JuliaParallel / ClusterManagers.jl

Other
242 stars 74 forks source link

htcondor manager: failure when listening to a telnet commu #150

Open rgavazzi opened 3 years ago

rgavazzi commented 3 years ago

See recent comment on the unduly closed issue #107 !

In a nutshell: telnet connection between worker node and master node fails:

telnet: connect to address 192.168.1.3: Connection refused

Is anyone able to run addprocs_htc() on a cluster running htcondor scheduler?? The issue was posted when I was running julia version <=1. 1 but it is still here with v1.4 or v1.5

aminnj commented 3 years ago

Hi, I ran into this issue too.
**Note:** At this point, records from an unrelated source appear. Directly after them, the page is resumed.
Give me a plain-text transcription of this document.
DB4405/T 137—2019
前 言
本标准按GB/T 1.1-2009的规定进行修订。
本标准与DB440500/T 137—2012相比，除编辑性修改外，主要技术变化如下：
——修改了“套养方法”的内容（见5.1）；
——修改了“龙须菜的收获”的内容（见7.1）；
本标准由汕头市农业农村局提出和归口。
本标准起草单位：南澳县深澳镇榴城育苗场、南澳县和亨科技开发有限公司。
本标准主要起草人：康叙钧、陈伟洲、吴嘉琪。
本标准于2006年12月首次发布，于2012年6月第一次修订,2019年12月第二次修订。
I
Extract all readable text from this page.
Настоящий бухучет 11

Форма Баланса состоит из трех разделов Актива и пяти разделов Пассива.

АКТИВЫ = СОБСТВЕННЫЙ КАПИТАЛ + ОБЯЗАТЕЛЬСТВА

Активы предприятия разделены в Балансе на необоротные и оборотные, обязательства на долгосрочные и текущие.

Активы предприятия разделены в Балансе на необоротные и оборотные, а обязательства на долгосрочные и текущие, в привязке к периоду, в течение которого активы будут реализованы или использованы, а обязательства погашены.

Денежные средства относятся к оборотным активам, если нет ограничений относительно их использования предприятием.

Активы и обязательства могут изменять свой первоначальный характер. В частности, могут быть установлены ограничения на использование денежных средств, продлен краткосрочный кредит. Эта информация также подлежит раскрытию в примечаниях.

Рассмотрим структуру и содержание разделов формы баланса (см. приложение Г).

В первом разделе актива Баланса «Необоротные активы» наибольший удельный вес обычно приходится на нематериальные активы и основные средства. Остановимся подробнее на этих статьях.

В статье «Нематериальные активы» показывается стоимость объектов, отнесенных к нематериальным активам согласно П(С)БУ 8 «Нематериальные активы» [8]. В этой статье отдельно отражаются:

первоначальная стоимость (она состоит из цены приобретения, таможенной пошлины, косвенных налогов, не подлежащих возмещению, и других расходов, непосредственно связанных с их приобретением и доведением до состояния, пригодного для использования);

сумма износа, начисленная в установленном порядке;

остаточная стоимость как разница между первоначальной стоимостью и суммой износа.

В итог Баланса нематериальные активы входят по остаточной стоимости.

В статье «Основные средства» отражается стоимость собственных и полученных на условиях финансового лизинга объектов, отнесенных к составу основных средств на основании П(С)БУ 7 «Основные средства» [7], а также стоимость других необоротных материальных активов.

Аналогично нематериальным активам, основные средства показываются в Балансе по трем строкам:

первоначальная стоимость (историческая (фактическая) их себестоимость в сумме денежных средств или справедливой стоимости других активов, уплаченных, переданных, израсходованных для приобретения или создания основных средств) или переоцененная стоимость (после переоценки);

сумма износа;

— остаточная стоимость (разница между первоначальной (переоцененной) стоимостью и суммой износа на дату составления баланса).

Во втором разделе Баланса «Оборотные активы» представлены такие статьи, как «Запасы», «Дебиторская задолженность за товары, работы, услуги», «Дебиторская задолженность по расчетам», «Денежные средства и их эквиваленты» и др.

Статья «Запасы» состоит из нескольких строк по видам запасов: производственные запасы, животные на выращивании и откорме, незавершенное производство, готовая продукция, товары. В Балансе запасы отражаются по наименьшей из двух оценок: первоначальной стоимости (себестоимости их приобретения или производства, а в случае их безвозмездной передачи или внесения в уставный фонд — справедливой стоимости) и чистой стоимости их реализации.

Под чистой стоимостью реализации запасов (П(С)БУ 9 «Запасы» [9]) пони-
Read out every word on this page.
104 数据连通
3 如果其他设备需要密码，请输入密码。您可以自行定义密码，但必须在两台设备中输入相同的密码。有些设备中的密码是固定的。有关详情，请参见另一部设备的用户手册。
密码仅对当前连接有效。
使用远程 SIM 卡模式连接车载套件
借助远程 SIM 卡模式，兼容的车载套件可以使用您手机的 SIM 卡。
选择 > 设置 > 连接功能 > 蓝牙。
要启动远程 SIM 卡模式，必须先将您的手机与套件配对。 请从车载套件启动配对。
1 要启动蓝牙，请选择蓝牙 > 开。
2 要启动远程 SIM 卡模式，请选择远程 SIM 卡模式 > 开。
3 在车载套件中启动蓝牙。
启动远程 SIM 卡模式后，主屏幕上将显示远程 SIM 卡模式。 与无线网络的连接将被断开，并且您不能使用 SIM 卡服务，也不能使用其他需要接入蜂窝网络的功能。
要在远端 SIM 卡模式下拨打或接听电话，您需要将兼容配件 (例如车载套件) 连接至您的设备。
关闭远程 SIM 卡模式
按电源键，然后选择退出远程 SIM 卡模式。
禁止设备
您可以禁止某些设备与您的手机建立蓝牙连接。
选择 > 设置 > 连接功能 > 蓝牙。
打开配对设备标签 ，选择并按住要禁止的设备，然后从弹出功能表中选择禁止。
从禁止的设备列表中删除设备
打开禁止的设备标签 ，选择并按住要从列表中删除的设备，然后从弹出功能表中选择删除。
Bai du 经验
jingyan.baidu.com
Based on the MPI change mentioned in https://github.com/JuliaParallel/ClusterManagers.jl/issues/107, I made a modification here that allows connections from remote machines

https://github.com/aminnj/ClusterManagers.jl/commit/f91789be45336b0c4ca949ffd9853ba283cbccdf#diff-54c957b90c04bed63e172caa4efa42b072b2e0aef85562ece656d68f8bc8337bL45-R57

In my case, I switched to nc since telnet wasn't available in my worker node environment. If it works out for you too, I can clean this up and make a PR

rgavazzi commented 3 years ago

Managed to test it finally. It seems to work on my cluster! I still get some erratic connection issues with some particular nodes on the cluster... but this may not be related to ClusterManagers !! I like the additional options, too! Thanks!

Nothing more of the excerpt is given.